For once my mind is actually jumping in glee, because I know from far too much experience that the pain you feel in your dreams isn't the same as it is in real life. And this pain is definitely real.

He doesn't waste any time freeing me of my robe, and it isn't long before the rest of my clothes are gone. I can't help but moan when he steps away, but when I see him making quick work of his own clothes I almost feel like I want to cry.

Then he's back, pushing our bodies together, holding onto me. We fall back into my bed, nearly missing, but he's holding me too tightly to let me fall. Which is one of the best feelings in the world, one that I haven't felt in such a long time.

Safe, secure- loved.

There's no confusion anymore that this is in fact real; that I'm definitely not dreaming. He's really there, hovering over me. Making me feel the most incredible sensations as we move together- our hands never stopping their exploration over each other's skin. Our lips constantly seeking more skin to latch on to.

Without a word he quickly reaches over to the nightstand, and I can't hold back the small smile when he actually looks happy to see the full box of condoms, and the jar of lube that hasn't been used. My fears that he'd make fun of me don't even come to mind though. None of my fears come to mind, because he's the only thing I can get my mind to think about.

And then I feel his fingers slide into me as I quickly push down, trying to get them to go even deeper. Our eyes meet again, and he offers me one of the most beautiful smiles I've ever seen.

I want to grab onto his arm to stop him when he pulls his hand away, but I manage to restrain myself. The moment he slides into me I cry out, moaning louder under the ministrations and the mere feelings he's creating. They're the most wonderful sensations, and it's a moment that I never want to end.
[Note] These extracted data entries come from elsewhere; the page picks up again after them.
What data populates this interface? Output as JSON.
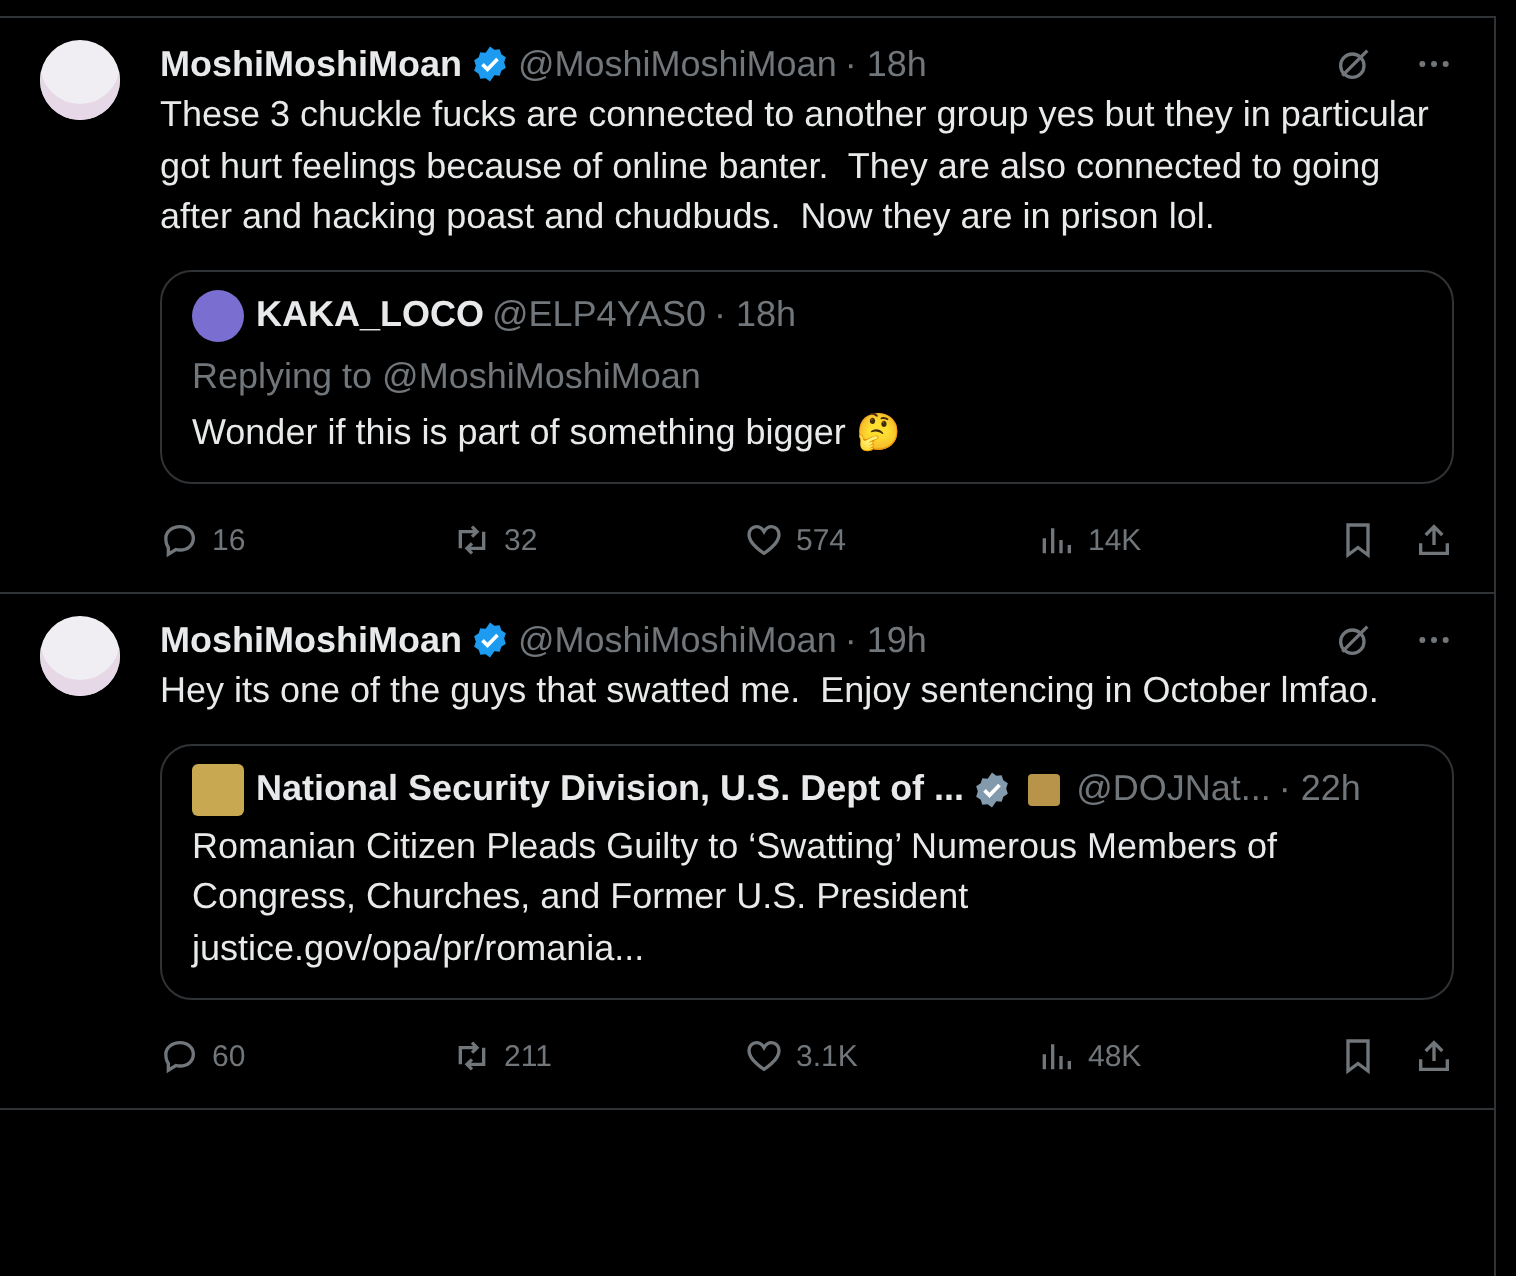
{
  "tweets": [
    {
      "name": "MoshiMoshiMoan",
      "verified": true,
      "handle": "@MoshiMoshiMoan",
      "time": "· 18h",
      "text": "These 3 chuckle fucks are connected to another group yes but they in particular got hurt feelings because of online banter.  They are also connected to going after and hacking poast and chudbuds.  Now they are in prison lol.",
      "quote": {
        "square_avatar": false,
        "name": "KAKA_LOCO",
        "verified": false,
        "handle": "@ELP4YAS0",
        "time": "· 18h",
        "replying_to": "Replying to @MoshiMoshiMoan",
        "text": "Wonder if this is part of something bigger 🤔"
      },
      "stats": {
        "replies": "16",
        "reposts": "32",
        "likes": "574",
        "views": "14K"
      }
    },
    {
      "name": "MoshiMoshiMoan",
      "verified": true,
      "handle": "@MoshiMoshiMoan",
      "time": "· 19h",
      "text": "Hey its one of the guys that swatted me.  Enjoy sentencing in October lmfao.",
      "quote": {
        "square_avatar": true,
        "name": "National Security Division, U.S. Dept of ...",
        "verified": true,
        "government": true,
        "affiliate": true,
        "handle": "@DOJNat...",
        "time": "· 22h",
        "text": "Romanian Citizen Pleads Guilty to ‘Swatting’ Numerous Members of Congress, Churches, and Former U.S. President",
        "link": "justice.gov/opa/pr/romania..."
      },
      "stats": {
        "replies": "60",
        "reposts": "211",
        "likes": "3.1K",
        "views": "48K"
      }
    }
  ]
}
Everything's dark when I open my eyes. My breathing is heavy, and the last images in my mind are already starting to fade. The only source of light is from the soft blue glow of my clock on my nightstand. While I'm not sure why anymore, I just get the feeling that I really want to cry.

It's not until that hand ever so gently wipes the first of my tears away that my breath catches in my throat. Then those strong, powerful arms wrap around me, and he ever so gently turns me back towards him and kisses my forehead.

I smile up at him, and for the first time in a long time, I start to think that maybe I have been letting my insecurities overcome my perception of reality. Because right now, there's no doubt that Warrick is lying next to me, holding me. And that he loves me.